# Sapelo Island Hog Hunt 2017



## michaelmiracle (Feb 6, 2017)

I am planning to do this sign-in hog hunt the first full week in March. Is this hunt normally very well attended? Any info/advice would be appreciated. I know the island quite well and have hunted multiple times on the fall quota hunts, just not this unsupported spring hog hunt. Also, I will have my boat and might be willing to assist with transport to Moses Hammock if someone has a need.


----------



## OmenHonkey (Feb 7, 2017)

We've done it 2 years ago but we took the ferry and stayed in a house of a friend. We never saw any other hunters till we were leaving.


----------



## secerator (Feb 8, 2017)

*Sapelo first hunt*

Going with 2 friends for about 3 days. I don't know all the details of the hunt yet, but I'm researching all I can on the net before we get there. 
One of my friends been there before. 

Where can I find more info about the March hog hunt on Sapelo? Dates, rules, what is different than the other earlier hunts?


----------



## michaelmiracle (Feb 9, 2017)

I think there's some threads on here somewhere about that hunt. Near as I can tell, the biggest difference in this hunt and the quota hunts they do in the fall are that this one...the sign in hog hunt...is unsupported by the DNR guys. Which means no generator (or fresh water), no hauling you to your spot or hauling your kill back to camp. Lots of walking. Pretty much you're on your own along with the other hunters.
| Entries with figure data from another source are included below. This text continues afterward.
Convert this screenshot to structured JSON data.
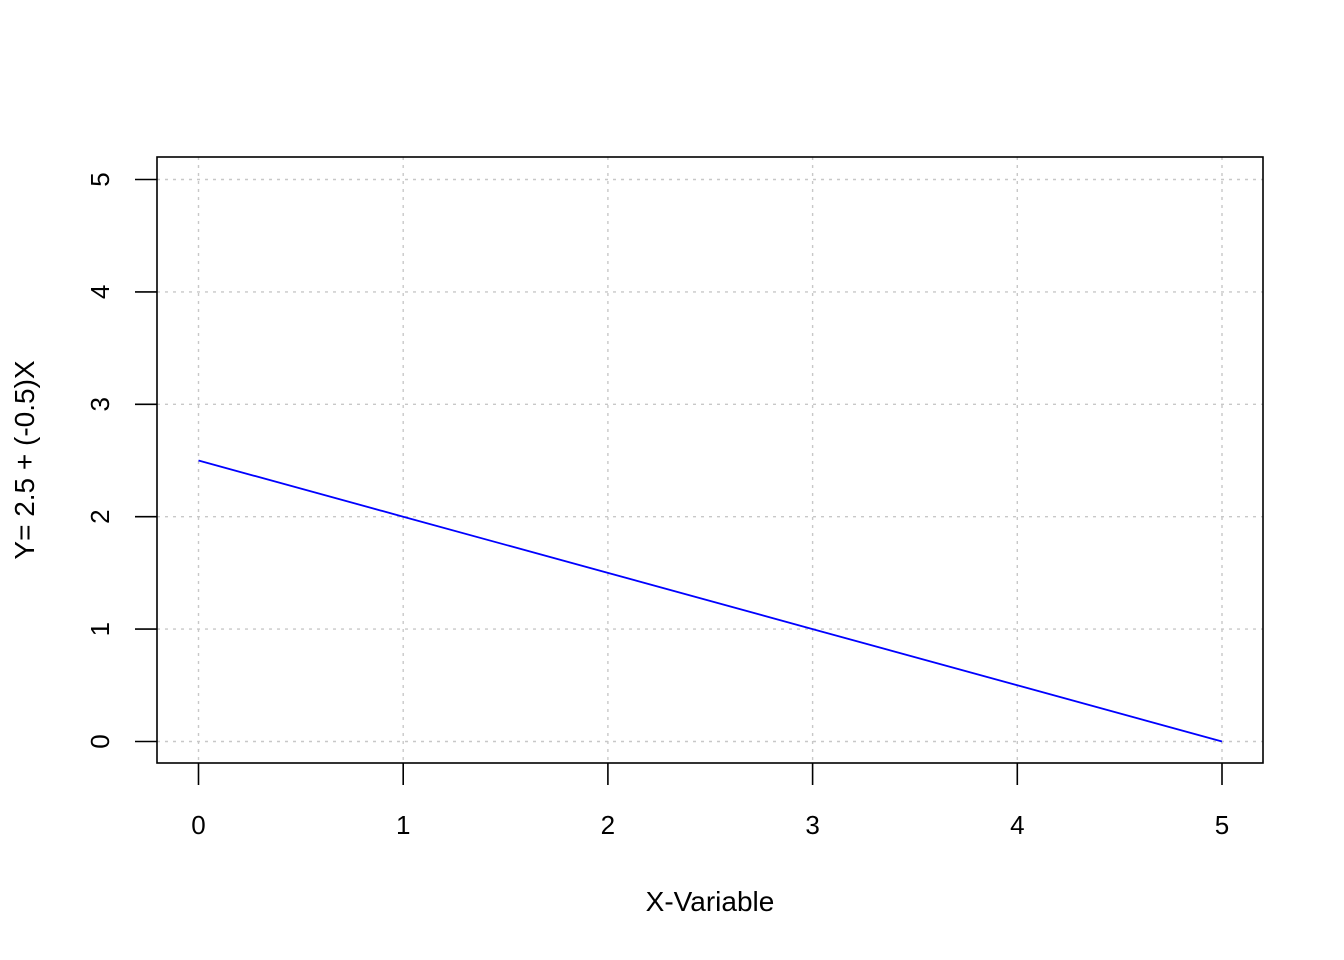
{
  "chart_data": {
    "type": "line",
    "title": "",
    "xlabel": "X-Variable",
    "ylabel": "Y= 2.5 + (-0.5)X",
    "xlim": [
      0,
      5
    ],
    "ylim": [
      0,
      5
    ],
    "x_ticks": [
      0,
      1,
      2,
      3,
      4,
      5
    ],
    "y_ticks": [
      0,
      1,
      2,
      3,
      4,
      5
    ],
    "grid": true,
    "grid_style": "dotted",
    "series": [
      {
        "x": [
          0,
          1,
          2,
          3,
          4,
          5
        ],
        "y": [
          2.5,
          2.0,
          1.5,
          1.0,
          0.5,
          0.0
        ],
        "color": "#0000ff"
      }
    ]
  }
}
Which would be pretty cool if you're really into planning for it and roughing it.
The hunt is March 1-15. I think regular WMA rules apply; hunter orange, no baiting, no night hunting, no dogs, etc.


----------



## Shanewomack1234 (Feb 9, 2017)

So can anybody attend this hunt as long as they sign-in?


----------



## michaelmiracle (Feb 11, 2017)

Shanewomack1234 said:


> So can anybody attend this hunt as long as they sign-in?


Yes sir.


----------



## secerator (Feb 28, 2017)

We should be there on Thu (March 2nd).
This time of the year, are there mosquitoes, snakes? I'd rather not wear my snake boots as there will be a lot of walking. 

Temps:
Thu: 65/47
Fri: 69/48
Sat: 60/53

Also not sure if I should take my climber or not...

I have a cooler about 100qt. It has wheels on one end. Will it be allowed on the ferry?


----------



## OmenHonkey (Mar 1, 2017)

secerator said:


> We should be there on Thu (March 2nd).
> This time of the year, are there mosquitoes, snakes? I'd rather not wear my snake boots as there will be a lot of walking.
> 
> Temps:
> ...





Sand gnats will be worse than mosquitos, Take some skin so soft to help with them and of course a thermocell. Yes you can take the cooler on the ferry. You will probably have to pay for a ride to the campsite so take some cash. There is a small store on the island also. It has very minimal stuff tho. I would pay the driver to comeback and check in with ya at a predetermined time. Good luck!!


----------